I used 1.x for my push-monitoring stack at my last job. (For cases where "pull" is practical, I would always use Prometheus. Prometheus also has "push" now, by the way.) They went into 2.0 mode and kind of neglected 1.x, and I kind of forgot about it. At the time, I was most familiar with an internal monitoring system at Google, and I found I couldn't do queries that I expected to be able to do. I even mentioned it on HN and some influx folks told me that what I wanted to do was too weird to support. (It's not. I was collecting byte counters from fiber CPEs, and wanted to have bandwidth charts based on topology tags I stored with the data -- imagine a SQL table like (serial_number text not null, time timestamp not null, locality text not null, bytes_sent int64 not null, bytes_received int64 not null). The problem was that timestamps would not be aligned between records in the same locality group -- I sampled these occasionally throughout the day and not all at the same instant. And, they were counters, not deltas, so the query would have to do the delta across each serial number, and then aggregate across all devices in a locality. Very possible to do, I literally had that chart with the other monitoring system. But not possible with the influx v1 querying, as far as I could tell.)

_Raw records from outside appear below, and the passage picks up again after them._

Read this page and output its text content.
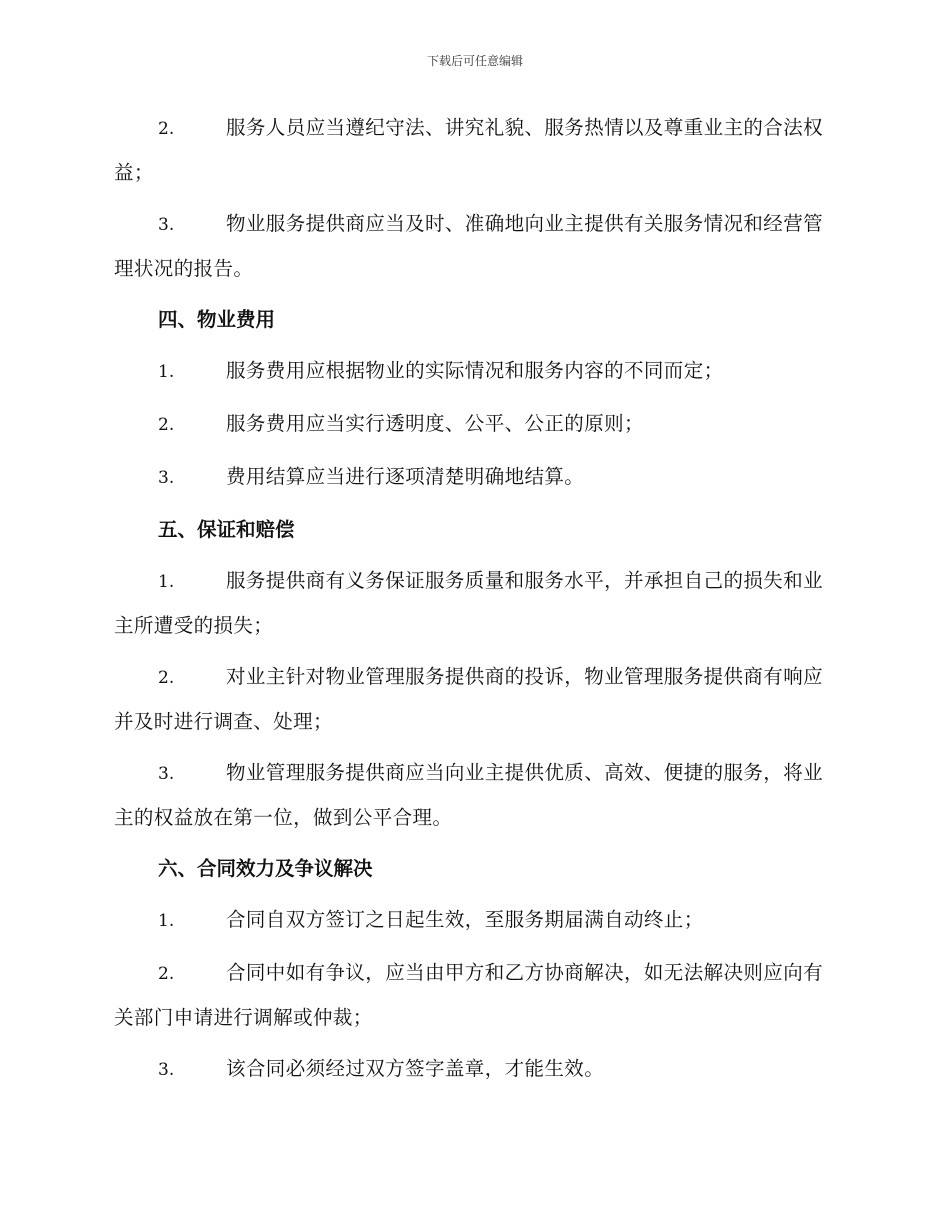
下载后可任意编辑
2.	服务人员应当遵纪守法、讲究礼貌、服务热情以及尊重业主的合法权益；
3.	物业服务提供商应当及时、准确地向业主提供有关服务情况和经营管理状况的报告。
四、物业费用
1.	服务费用应根据物业的实际情况和服务内容的不同而定；
2.	服务费用应当实行透明度、公平、公正的原则；
3.	费用结算应当进行逐项清楚明确地结算。
五、保证和赔偿
1.	服务提供商有义务保证服务质量和服务水平，并承担自己的损失和业主所遭受的损失；
2.	对业主针对物业管理服务提供商的投诉，物业管理服务提供商有响应并及时进行调查、处理；
3.	物业管理服务提供商应当向业主提供优质、高效、便捷的服务，将业主的权益放在第一位，做到公平合理。
六、合同效力及争议解决
1.	合同自双方签订之日起生效，至服务期届满自动终止；
2.	合同中如有争议，应当由甲方和乙方协商解决，如无法解决则应向有关部门申请进行调解或仲裁；
3.	该合同必须经过双方签字盖章，才能生效。
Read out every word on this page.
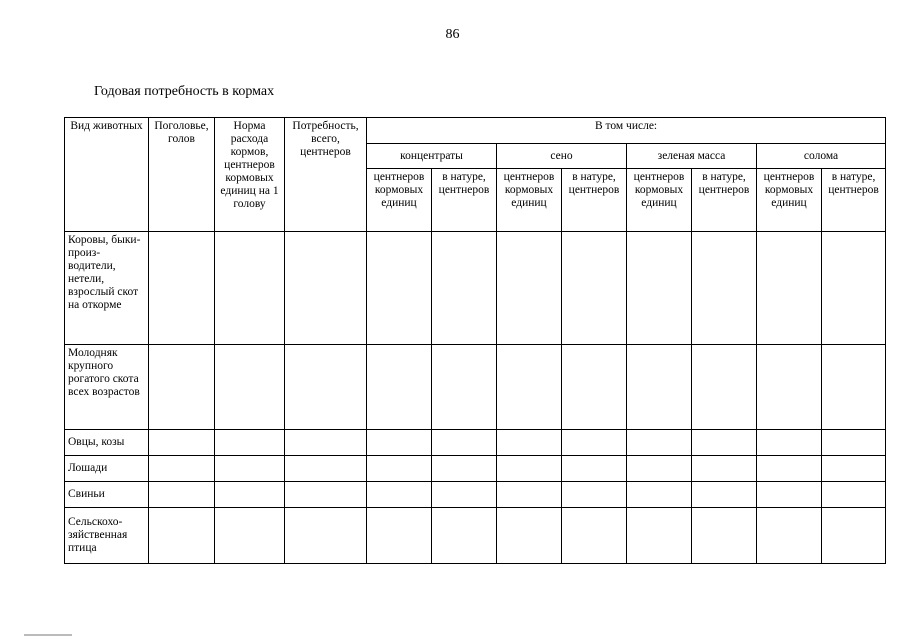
86
Годовая потребность в кормах
Вид животных	Поголовье, голов	Норма расхода кормов, центнеров кормовых единиц на 1 голову	Потребность, всего, центнеров	В том числе:							
				концентраты		сено		зеленая масса		солома	
				центнеров кормовых единиц	в натуре, центнеров	центнеров кормовых единиц	в натуре, центнеров	центнеров кормовых единиц	в натуре, центнеров	центнеров кормовых единиц	в натуре, центнеров
Коровы, быки-произ-водители, нетели, взрослый скот на откорме											
Молодняк крупного рогатого скота всех возрастов											
Овцы, козы											
Лошади											
Свиньи											
Сельскохо-зяйственная птица											
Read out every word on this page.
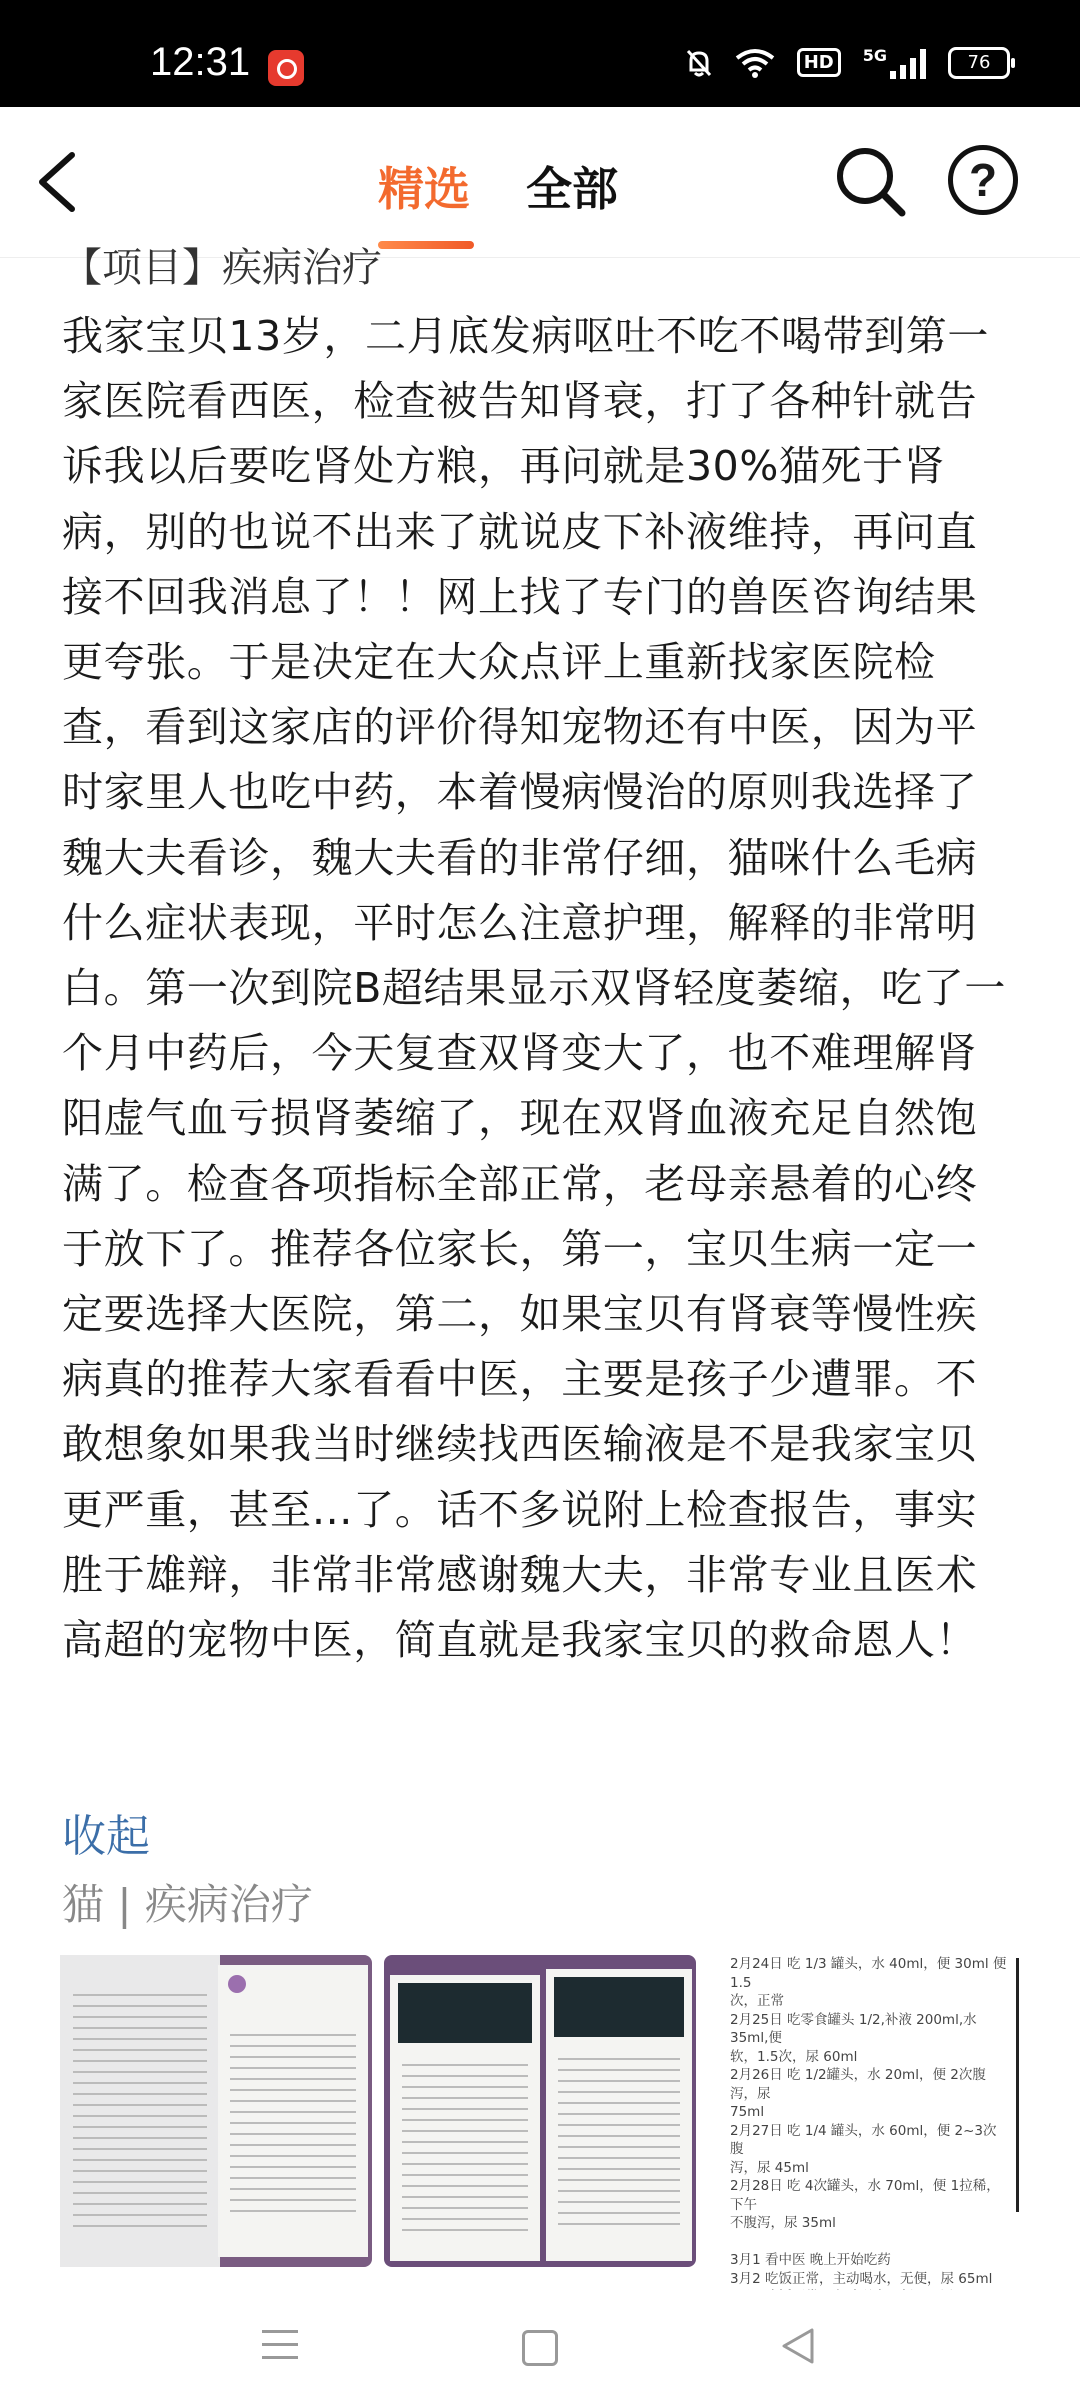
12:31	HD	5G	76
精选 全部	?
【项目】疾病治疗
我家宝贝13岁，二月底发病呕吐不吃不喝带到第一家医院看西医，检查被告知肾衰，打了各种针就告诉我以后要吃肾处方粮，再问就是30%猫死于肾病，别的也说不出来了就说皮下补液维持，再问直接不回我消息了！！网上找了专门的兽医咨询结果更夸张。于是决定在大众点评上重新找家医院检查，看到这家店的评价得知宠物还有中医，因为平时家里人也吃中药，本着慢病慢治的原则我选择了魏大夫看诊，魏大夫看的非常仔细，猫咪什么毛病什么症状表现，平时怎么注意护理，解释的非常明白。第一次到院B超结果显示双肾轻度萎缩，吃了一个月中药后，今天复查双肾变大了，也不难理解肾阳虚气血亏损肾萎缩了，现在双肾血液充足自然饱满了。检查各项指标全部正常，老母亲悬着的心终于放下了。推荐各位家长，第一，宝贝生病一定一定要选择大医院，第二，如果宝贝有肾衰等慢性疾病真的推荐大家看看中医，主要是孩子少遭罪。不敢想象如果我当时继续找西医输液是不是我家宝贝更严重，甚至…了。话不多说附上检查报告，事实胜于雄辩，非常非常感谢魏大夫，非常专业且医术高超的宠物中医，简直就是我家宝贝的救命恩人！
收起
猫 | 疾病治疗
2月24日 吃 1/3 罐头，水 40ml，便 30ml 便 1.5
次，正常
2月25日 吃零食罐头 1/2,补液 200ml,水 35ml,便
软，1.5次，尿 60ml
2月26日 吃 1/2罐头，水 20ml，便 2次腹泻，尿
75ml
2月27日 吃 1/4 罐头，水 60ml，便 2~3次腹
泻，尿 45ml
2月28日 吃 4次罐头，水 70ml，便 1拉稀，下午
不腹泻，尿 35ml

3月1 看中医 晚上开始吃药
3月2 吃饭正常，主动喝水，无便，尿 65ml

I set up 2.x for myself recently, and they have really done a lot of work. The OSS offering has most of the features that cloud/enterprise would. It was easy to set up -- they don't have any instructions for installing it in Kubernetes, and haven't updated their Helm charts for 2.x, but it was like 3 minutes to write a manifest (https://github.com/jrockway/jrock.us/tree/master/production/...) myself, which I prefer 99.9% of the time anyway. The new query language is incredibly verbose, but I see the steps that I remember having with Google's internal system, align, delta, aggregate... all possible. (I had to scratch my head a lot, though, to make it work. And I really am not able to reason about what operations it's doing, what's indexed or not indexed, why I ingest my data as rows but process it as columns, etc.) The performance is good, and it worked well for my use case of pushing data from my Intranet of Stuff. Generally I like it and I don't think they are being shady in any way. It's on my list of something to set up at work to collect various pieces of time series data outside of the Prometheus ecosystem (CI runtimes, etc.).

The reason I picked InfluxDB over TimescaleDB for my personal stuff is because InfluxDB has an HTTP API with built-in authentication. I already a ton of HTTP services exposed to the Internet, and I understand them well. (Yup, I have SSO and rate limiting and all that stuff for my personal projects ;) I can give each of my devices an API key from their web interface, and I make an HTTP request to write data. Very simple. (They have a client library, but honestly my main target is a Beaglebone, and it doesn't have enough memory to compile their client library. I've never seen "go build" run out of memory, but their client makes that happen. I shouldn't develop on my IoT device, of course, but it's just easier because it has Emacs and gopls, and all the sensors connected to the right bus. Was easier to just manually make the API calls than to cross-compile on my workstation and push the release build to the actual device.) TimescaleDB doesn't have that, because it's just Postgres. So I'd basically have to expose port 5432 to the world, create Postgres users for every device, generate a password, store that somewhere, etc. Then to ingest data, I'd connect to the database, tune my connection pool, retry failed requests manually, etc. Using HTTP gets me all that for free; I can just configure retries in Envoy.

But... SQL queries are a lot easier to figure out than FluxQL queries, and I already have good tools for manipulating raw data in Postgres (DataGrip is my preferred method), so I think I will likely be revisiting TimescaleDB. Honestly, I'd pay for a managed offering right now if they had a button in Google Cloud Console that was "Create Instance and by the way this just gets added to your GCP bill for 10% more than a normal Cloud SQL instance".